My research focuses on the missing history of Tibetan yoginīs, non-celibate female adepts in esoteric communities focused on Great Perfection (rdzogs chen) literature. One of Tibet’s own most distinctive contributions to Buddhist philosophy, Great Perfection represented novel post-tantric reinterpretations of key elements of Buddhist philosophy and praxis, producing an extensive body of literary masterpieces that constituted an indigenous Tibetan reinvention of Buddhist tantra. However, how these innovations extended to yoginīs is a question yet to be answered, leaving a gap in understanding how the most influential post-tantric movement in Tibet factors in the history of Buddhist women and sexuality. My research fills that gap.
That missing history is also glaring for global Buddhism in the post #metoo era. Although public debates allude to these traditions, scholars have yet to identify what those traditions were, what were the rules, practices, and tensions in canonical research featuring consorts. My research contributes important context to these conversations.
Therefore, this research addresses that missing history by analyzing prescriptions for yoginīs, the non-celibate female adepts described in The Heart Essence of the Ḍākinī, (mkha’ ‘gro snying thig), a scripture that came to define Great Perfection in Tibet. I draw on Foucauldian discourse theory, to highlight issues of representation and contestation, to point out how post-tantric taxonomies and consort instructions are constitutive of new forms of ideal Buddhist women. I also show developments in ideals for consorts across Heart Essence scriptures from the twelfth to the fourteenth century by using artificial intelligence tools to track intertextual relationships.
I have published three articles and one book chapter on this research, “Anatomy of a Ḍākinī; Female Consort Discourse in a Case of Fourteenth-Century Tibetan Buddhist Literature,” in The Journal of Dharma Studies (2020) and “Sexuality in Buddhist Traditions,” for The Cambridge World History of Sexualities Vol 2 (2024). I have two articles published this year, “One Desires You, One Cries; A Taxonomy of Tibetan Consorts,” in Revue d’Etudes Tibétaines, and “Non-duality as Yab Yum in Tibetan Great Perfection,” in The Journal of Dharma Studies. Two more articles are in progress, one on the lives of Princess Pemasel (eighth century) who is cited as the reincarnated revealer of The Heart Essence of the Ḍākinī and Interview with a Consort, analyzing the multiple editions of The Heart Essence of the Ḍākinī from the thirteenth to the fifteenth century. This research has been presented at major conferences including the American Academy of Religions, the International Association of Buddhist Studies, and International Seminar of Young Tibetologists and it has been funded by the Tsadra Foundation, the Ford Foundation and Fulbright-Hays Fellowship.

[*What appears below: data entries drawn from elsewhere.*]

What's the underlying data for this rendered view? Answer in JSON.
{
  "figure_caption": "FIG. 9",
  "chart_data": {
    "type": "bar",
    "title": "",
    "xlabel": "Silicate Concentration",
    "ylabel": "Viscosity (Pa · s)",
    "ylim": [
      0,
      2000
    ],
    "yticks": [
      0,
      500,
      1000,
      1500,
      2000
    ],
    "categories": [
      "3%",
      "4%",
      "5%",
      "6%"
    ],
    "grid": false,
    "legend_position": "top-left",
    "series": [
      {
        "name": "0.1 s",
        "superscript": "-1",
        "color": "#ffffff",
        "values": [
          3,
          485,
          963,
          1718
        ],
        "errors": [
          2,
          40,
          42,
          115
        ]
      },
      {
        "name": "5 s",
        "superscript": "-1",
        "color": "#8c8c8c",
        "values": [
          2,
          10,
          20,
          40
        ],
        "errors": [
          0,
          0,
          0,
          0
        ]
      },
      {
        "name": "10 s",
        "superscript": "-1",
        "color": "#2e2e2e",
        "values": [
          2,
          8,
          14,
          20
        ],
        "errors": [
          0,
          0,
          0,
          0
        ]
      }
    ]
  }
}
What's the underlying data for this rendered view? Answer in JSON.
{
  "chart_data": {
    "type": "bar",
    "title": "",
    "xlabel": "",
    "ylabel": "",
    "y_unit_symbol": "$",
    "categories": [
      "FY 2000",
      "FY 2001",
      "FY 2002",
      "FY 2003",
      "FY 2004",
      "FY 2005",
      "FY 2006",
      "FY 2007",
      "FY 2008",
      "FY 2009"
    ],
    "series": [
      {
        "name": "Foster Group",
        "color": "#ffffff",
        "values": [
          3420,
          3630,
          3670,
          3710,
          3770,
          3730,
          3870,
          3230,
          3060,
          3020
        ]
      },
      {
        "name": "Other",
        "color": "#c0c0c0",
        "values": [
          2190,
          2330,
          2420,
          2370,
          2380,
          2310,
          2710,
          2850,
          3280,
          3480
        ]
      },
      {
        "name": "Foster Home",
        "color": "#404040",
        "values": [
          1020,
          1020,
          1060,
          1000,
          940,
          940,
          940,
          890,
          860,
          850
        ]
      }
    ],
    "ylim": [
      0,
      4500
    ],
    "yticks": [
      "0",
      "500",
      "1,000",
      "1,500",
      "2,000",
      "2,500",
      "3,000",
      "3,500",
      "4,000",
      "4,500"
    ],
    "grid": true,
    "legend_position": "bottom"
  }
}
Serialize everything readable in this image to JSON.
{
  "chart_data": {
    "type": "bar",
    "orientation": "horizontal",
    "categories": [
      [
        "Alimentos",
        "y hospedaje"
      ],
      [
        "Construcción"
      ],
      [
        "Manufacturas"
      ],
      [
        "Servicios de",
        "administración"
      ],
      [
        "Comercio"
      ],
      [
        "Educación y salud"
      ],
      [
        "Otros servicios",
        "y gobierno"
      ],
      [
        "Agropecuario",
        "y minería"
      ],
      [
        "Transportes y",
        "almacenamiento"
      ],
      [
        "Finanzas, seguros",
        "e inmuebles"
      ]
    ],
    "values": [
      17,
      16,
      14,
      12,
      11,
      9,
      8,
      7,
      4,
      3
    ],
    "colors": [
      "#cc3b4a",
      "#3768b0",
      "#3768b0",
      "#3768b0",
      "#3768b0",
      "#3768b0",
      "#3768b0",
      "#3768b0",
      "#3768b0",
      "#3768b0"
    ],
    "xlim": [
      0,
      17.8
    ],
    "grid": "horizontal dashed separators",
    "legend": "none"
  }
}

I have presented my research at several major conferences including the upcoming presentations at the American Academy of Religions and at the International Association of Buddhist Studies. I am a regularly invited speaker for both academic and public audiences on topics concerning women in Buddhism, Buddhist sexualities, sexual abuse in Buddhism, the history of Buddhist meditation, and Buddhism outside the monastery in Tibet.